A senior civil servant gave Andrew Rawnsley a haunting description of Brexit Britain’s new place in the world. When Theresa May visited Washington, he said, she looked ‘needy’. The diplomat summed up our future to perfection. Britain is now a needy country. The importuning Mrs May tours foreign capitals looking for emergency trade deals like a poor relation. Begging bowl in her hand and a wheedling note in her anxious voice, she can think of nothing but making ends meet.
If it were not for Brexit, which never forget Mrs May opposed, the PM could act with European allies and try to bring a minimum of order to the chaos Trump is causing. When Benjamin Netanyahu visited London today, for instance, she might have told him that unlike the leader of the Labour party she does not associate with anti-Semites. She is not a racist or a friend of racists. Rather, as a friend to Israeli Jews she wants him to know that the occupation and settlement of the West Bank is a disaster.
There is truth in the accusation from Israel’s opponents that the country is starting to look like an apartheid state, she might continue. Not Israel proper, where there is the rule of law and legal equality, but in the occupied territories, where Arabs, unlike Jewish settlers, have no vote. What is he going to do?
If Israel were to annex the West Bank without the approval of Palestinians living there, it would be naked imperialism. If it went ahead anyway, and did not give the Palestinians full citizenship and the vote, it would not just look like apartheid, it would be apartheid. If Israel were to annex and grant citizenship, Netanyahu would fundamentally alter the character of the Israeli state, and open the possibility of an Arab government coming to power. As he is never going to do that, what is he going to do? Annex the territory and drive out the Palestinians? That would be a crime against humanity. Carry on with slow debilitating occupation? That would add to the suffering of the Palestinians and drain Israel of blood and treasure.
One day there will have to be a deal. That day clearly is not close. The Islamist friends of the Labour leadership in Hamas and Hezbollah want war to the death. For the time being, it is true, or at least plausible, for Israel to say that, if its troops were to pull out of the West Bank, they would ensure a repeat of what happened when they pulled out of Gaza. Hostile forces would move to the new border and start launching rockets at Israel. But the fanatics won’t last for ever. When better leaders come forward, a deal could be reached.

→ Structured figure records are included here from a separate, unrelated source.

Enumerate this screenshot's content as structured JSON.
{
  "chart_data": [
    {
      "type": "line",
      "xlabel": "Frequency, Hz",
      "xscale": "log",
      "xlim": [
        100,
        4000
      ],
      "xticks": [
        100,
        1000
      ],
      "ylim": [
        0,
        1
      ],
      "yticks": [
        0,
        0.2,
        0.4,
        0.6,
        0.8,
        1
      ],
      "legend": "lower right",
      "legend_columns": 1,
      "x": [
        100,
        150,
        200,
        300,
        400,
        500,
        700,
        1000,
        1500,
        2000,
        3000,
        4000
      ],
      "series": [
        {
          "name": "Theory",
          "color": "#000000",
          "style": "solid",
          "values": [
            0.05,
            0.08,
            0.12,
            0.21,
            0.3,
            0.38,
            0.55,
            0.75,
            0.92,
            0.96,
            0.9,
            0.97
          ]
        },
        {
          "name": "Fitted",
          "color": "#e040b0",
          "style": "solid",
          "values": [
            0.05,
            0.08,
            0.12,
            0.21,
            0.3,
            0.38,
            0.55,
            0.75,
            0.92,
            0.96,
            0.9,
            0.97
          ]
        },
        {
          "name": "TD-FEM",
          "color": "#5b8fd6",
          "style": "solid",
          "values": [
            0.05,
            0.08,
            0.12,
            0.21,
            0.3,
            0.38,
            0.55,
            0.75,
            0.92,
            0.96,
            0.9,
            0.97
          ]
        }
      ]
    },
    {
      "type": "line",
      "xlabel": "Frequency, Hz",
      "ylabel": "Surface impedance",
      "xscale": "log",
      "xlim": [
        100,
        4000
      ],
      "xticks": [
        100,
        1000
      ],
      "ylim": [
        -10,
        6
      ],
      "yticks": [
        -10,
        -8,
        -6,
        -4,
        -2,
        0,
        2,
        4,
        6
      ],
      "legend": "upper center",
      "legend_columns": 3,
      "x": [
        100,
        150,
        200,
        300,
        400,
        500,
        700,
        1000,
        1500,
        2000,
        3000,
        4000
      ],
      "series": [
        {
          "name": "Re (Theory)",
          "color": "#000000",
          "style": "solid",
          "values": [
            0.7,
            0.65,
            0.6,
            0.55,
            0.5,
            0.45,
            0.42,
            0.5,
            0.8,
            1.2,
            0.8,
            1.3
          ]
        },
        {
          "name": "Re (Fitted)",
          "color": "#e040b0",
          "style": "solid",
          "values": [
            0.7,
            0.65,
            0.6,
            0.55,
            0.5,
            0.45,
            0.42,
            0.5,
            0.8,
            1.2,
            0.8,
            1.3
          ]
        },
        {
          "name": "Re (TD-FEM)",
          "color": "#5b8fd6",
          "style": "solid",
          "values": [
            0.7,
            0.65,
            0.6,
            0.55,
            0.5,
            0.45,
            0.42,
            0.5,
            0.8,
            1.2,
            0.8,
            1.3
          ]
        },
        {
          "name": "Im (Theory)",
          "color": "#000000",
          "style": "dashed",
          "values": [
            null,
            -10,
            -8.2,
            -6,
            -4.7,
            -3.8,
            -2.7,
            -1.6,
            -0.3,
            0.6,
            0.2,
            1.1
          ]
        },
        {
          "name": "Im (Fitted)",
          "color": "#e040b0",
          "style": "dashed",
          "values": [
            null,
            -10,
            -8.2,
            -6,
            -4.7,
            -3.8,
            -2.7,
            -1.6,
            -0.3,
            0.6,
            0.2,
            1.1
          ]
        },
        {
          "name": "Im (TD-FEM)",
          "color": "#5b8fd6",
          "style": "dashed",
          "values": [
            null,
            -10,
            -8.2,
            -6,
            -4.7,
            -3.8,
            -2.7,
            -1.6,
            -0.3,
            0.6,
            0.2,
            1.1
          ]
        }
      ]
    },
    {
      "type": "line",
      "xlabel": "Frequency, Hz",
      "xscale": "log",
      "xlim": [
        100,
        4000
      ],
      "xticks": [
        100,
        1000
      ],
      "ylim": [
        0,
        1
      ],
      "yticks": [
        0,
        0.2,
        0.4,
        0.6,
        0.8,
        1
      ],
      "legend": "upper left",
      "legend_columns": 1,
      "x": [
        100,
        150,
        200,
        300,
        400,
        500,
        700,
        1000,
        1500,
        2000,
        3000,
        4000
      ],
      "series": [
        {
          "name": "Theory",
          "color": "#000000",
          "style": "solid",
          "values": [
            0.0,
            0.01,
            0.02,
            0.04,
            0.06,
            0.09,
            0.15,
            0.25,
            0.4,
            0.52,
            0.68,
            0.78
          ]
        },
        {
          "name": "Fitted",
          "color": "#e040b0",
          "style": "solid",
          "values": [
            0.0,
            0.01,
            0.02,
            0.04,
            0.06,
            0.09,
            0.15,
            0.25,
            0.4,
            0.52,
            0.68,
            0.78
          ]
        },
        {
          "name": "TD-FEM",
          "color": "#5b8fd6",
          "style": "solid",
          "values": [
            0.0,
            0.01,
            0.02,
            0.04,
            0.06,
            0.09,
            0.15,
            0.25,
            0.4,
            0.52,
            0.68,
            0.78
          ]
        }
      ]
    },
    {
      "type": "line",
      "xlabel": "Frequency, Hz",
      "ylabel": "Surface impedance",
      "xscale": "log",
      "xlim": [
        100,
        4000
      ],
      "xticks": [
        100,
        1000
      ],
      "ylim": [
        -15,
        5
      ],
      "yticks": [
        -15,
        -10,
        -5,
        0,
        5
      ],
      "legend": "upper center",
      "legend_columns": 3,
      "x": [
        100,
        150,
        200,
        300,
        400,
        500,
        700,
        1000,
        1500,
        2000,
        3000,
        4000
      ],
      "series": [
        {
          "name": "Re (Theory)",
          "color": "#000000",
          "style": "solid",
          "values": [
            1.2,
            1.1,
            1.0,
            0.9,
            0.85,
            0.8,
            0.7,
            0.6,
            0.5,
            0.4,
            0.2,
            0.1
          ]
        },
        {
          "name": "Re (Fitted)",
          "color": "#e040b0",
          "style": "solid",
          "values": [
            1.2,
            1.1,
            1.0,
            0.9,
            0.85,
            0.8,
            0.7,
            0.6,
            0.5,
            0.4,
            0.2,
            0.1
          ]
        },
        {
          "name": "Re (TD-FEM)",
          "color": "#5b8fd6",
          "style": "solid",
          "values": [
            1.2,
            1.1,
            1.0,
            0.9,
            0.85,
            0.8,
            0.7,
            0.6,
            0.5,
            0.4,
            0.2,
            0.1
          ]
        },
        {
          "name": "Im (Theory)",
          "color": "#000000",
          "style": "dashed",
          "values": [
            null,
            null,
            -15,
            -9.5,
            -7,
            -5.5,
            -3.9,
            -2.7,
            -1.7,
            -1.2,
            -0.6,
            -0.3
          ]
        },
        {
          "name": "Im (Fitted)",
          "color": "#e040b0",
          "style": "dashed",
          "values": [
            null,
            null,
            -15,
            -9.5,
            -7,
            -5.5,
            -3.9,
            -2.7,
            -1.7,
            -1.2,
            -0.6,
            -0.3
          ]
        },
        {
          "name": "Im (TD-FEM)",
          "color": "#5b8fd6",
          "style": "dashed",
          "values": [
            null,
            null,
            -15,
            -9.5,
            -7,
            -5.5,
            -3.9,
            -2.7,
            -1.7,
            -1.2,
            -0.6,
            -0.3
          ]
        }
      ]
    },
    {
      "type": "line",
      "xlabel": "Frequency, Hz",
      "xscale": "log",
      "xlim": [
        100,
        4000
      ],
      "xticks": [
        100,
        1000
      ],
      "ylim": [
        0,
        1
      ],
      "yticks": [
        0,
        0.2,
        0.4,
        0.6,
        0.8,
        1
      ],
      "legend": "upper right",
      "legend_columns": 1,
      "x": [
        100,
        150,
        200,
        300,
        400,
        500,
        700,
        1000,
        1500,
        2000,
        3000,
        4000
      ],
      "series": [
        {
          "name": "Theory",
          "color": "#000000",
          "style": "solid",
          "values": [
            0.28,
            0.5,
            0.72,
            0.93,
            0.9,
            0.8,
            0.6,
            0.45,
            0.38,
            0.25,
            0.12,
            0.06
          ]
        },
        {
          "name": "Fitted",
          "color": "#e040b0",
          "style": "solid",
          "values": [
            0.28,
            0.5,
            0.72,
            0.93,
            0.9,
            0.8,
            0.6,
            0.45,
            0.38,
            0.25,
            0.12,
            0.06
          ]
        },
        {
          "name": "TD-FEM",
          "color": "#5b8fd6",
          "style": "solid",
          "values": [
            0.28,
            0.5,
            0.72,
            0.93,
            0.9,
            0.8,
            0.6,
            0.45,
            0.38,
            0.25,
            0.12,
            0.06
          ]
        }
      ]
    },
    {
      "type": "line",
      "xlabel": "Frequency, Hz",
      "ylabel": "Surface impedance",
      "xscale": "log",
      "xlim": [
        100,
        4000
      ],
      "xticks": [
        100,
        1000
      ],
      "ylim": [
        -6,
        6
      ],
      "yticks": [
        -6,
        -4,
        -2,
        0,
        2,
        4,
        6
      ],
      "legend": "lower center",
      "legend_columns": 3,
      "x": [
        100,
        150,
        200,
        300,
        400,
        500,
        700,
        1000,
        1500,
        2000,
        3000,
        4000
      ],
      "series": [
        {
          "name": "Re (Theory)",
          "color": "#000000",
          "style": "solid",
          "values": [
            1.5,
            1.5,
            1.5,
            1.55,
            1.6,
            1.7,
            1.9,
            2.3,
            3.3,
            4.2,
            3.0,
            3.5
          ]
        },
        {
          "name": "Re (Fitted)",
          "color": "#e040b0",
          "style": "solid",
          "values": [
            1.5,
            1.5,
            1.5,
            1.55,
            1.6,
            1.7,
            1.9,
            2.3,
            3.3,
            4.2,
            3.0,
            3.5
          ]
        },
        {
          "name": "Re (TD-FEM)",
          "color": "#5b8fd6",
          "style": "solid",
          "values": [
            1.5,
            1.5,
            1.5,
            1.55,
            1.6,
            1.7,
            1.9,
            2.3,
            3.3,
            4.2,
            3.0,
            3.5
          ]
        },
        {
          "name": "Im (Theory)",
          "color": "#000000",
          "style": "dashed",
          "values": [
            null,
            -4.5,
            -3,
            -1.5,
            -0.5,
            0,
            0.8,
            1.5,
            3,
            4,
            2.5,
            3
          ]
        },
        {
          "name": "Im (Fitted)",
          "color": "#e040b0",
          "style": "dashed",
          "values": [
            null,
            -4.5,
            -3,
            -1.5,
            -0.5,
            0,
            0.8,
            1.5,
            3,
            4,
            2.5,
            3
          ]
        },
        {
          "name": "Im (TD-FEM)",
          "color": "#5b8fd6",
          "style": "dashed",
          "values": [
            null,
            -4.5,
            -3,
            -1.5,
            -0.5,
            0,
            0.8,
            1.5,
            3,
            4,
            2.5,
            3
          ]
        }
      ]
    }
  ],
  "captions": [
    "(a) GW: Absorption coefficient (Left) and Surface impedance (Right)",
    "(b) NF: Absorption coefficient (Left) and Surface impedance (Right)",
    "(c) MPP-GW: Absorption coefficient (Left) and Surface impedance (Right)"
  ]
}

But how can that day ever come? Every new Israeli settlement makes a deal harder and is meant to make a deal harder. So it is not just Islamist sectarianism and Arab rejectionism which ensure the Palestinians are not a ‘partner for peace’, as the Israeli government insists ad nauseam. By its actions, the Israeli government is showing it has no wish to be a partner – either now or at any time in the future.
Speaking of religious sectarianism, the only justification on offer for the settlements is the Biblical superstition that Jews are entitled to the whole of the ancient land of Israel. Depending on which myth you favour, Eretz Yisrael can stretch from the Euphrates to the Nile. As no one to my knowledge thinks Israel should annex, say Egypt, then even this obscurantist justification fails.
We are told May will mumble a few polite protests. ‘I would expect the Prime Minister to set out the government’s position that we think continued increases in settlement activity undermines trust,’ said a Downing Street spokeswoman. But why should Netanyahu listen? The world knows that needy Britain is desperate for trade deals to compensate for the loss of full membership of the single market. Hence, Britain cannot offer a critique of Erdogan as he uses the excuse of the coup to round up critics by the thousands. Hence, it cannot afford to speak plainly to Donald Trump, as Mrs May so embarrassingly demonstrated in Washington.
We are now the rich world’s supplicant, scraping for favours wherever we can find them. Even readers, who think governments have no business worrying about human rights, and should just concentrate on trade instead, ought to be wary. Anxious negotiators do not do well in trade negotiations or any other type of negotiation. Their adversaries can smell their desperation and exploit their weakness. According to its supporters, Brexit would make Britain Great Again. All it is doing is making Britain needy for years to come.